My attempt: $$\vec{OM} = \frac{1}{3}(\vec{OP_1} + \vec{OP_2} + \vec{OP_3})$$
$\vec{OM_1}$ is the coordinate for the center of mass of the base and $\vec{OM_2}$ is the coordinate of the center of mass of the tetrahedron. To find the center of mass of the tetrahedron, I do the following:
$$\begin{align} \vec{OM_2} &= \frac{\vec{OM} - \vec{OP_4}}{2} \\ \vec{OM_2} &= \frac{\frac{1}{3}(2,1,4) - (3,1,4)}{2} \\ \vec{OM_2} &= (-\frac{1}{3}, -\frac{1}{6}, -\frac{8}{6}) \end{align}$$
This is wrong since the answer is: $$(\frac{5}{4}, \frac{1}{2}, 2)$$
What have I done wrong? I'd really appreciate tips / explanations exactly where I am wrong.

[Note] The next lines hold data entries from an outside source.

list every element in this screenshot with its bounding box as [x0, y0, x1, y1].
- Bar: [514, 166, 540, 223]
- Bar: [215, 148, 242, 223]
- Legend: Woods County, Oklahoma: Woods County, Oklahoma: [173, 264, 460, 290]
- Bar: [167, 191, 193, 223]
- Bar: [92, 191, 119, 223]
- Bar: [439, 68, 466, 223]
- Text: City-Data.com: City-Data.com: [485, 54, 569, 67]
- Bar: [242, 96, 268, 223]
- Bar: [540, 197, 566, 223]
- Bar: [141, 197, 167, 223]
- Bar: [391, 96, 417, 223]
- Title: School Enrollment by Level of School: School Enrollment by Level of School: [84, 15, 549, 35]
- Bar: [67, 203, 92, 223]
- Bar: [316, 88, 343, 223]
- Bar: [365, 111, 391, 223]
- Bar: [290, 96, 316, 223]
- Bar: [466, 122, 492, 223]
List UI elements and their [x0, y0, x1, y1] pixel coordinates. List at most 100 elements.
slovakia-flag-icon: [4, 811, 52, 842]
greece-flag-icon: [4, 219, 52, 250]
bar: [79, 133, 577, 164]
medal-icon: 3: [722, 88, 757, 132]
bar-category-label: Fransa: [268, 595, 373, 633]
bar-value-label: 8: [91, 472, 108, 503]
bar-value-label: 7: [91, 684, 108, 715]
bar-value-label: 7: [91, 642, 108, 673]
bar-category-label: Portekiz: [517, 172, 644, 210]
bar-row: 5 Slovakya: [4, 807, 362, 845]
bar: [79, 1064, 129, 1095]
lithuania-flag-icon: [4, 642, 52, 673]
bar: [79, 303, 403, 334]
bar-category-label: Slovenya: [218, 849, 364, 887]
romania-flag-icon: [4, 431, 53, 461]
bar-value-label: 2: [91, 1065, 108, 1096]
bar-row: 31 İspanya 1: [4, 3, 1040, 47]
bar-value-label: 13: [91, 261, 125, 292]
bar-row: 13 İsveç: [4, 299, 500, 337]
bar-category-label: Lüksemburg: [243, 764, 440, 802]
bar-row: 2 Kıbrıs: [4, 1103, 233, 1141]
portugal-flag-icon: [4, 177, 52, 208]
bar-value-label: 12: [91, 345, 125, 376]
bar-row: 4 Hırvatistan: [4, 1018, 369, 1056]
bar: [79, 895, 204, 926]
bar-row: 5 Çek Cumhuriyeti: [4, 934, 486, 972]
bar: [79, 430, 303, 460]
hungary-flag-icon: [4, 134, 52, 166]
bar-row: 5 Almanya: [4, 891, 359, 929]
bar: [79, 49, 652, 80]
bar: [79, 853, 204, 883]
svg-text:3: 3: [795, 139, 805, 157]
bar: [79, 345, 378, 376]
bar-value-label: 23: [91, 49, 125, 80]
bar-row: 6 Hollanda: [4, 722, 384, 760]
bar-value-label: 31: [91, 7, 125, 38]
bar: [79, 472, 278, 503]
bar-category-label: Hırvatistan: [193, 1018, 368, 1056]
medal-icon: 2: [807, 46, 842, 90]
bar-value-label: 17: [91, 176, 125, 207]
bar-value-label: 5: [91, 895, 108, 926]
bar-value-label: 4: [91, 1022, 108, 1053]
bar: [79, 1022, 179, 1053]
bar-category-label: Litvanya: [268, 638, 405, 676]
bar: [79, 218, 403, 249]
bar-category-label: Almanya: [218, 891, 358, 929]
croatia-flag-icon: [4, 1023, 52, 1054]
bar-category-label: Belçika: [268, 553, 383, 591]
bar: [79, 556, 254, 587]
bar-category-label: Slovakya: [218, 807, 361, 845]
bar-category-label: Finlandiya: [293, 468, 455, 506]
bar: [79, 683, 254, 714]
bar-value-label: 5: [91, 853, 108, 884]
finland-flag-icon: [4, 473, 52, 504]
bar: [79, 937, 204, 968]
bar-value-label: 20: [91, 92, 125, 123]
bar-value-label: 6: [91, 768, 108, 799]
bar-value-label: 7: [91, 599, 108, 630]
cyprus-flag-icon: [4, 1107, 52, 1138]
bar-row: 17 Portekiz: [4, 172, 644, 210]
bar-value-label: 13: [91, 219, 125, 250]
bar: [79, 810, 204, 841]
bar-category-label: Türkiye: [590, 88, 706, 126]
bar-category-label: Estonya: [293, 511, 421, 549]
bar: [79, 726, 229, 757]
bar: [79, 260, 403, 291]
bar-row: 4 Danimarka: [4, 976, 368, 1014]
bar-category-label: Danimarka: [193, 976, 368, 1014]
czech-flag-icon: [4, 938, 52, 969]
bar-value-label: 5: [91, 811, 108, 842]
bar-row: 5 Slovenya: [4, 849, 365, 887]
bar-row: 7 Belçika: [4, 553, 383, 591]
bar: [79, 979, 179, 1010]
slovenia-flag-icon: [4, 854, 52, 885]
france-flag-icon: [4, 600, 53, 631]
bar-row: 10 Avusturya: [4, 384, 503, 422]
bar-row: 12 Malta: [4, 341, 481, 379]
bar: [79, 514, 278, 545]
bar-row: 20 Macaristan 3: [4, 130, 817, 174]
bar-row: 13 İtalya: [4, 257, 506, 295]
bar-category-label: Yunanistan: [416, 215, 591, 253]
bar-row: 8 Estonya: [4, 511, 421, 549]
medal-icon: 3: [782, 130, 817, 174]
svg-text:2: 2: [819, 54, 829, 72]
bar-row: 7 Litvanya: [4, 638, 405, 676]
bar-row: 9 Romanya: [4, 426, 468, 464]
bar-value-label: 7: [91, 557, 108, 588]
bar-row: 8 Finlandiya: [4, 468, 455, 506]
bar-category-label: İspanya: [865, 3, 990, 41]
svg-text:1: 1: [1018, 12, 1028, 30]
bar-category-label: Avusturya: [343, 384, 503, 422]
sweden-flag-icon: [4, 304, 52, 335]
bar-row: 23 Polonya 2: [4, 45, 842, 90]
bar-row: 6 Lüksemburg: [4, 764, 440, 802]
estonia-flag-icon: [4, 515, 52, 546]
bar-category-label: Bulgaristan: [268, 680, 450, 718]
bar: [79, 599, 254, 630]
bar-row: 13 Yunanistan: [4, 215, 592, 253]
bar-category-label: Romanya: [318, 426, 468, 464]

Fact. Let $\{v_1,v_2,v_3,v_4\}$ be the vertices of a tetrahedron $T$. Then the center of mass of $T$ is $$ \overline x=\frac{1}{4}\bigl(v_1+v_2+v_3+v_4\bigr) $$ Details of this proof can be found here.
Applying the result to your tetrahedron gives \begin{align*} \overline x &= \frac{1}{4}\bigl(v_1+v_2+v_3+v_4\bigr) \\ &= \frac{1}{4}\bigl(2-1+1+3,0+1+0+1,1+1+2+4\bigr) \\ &= \frac{1}{4}(5,2,8) \end{align*} which matches your desired result.
Essentially, you need to weight each vertex evenly and you seem to have taken a weighted sum.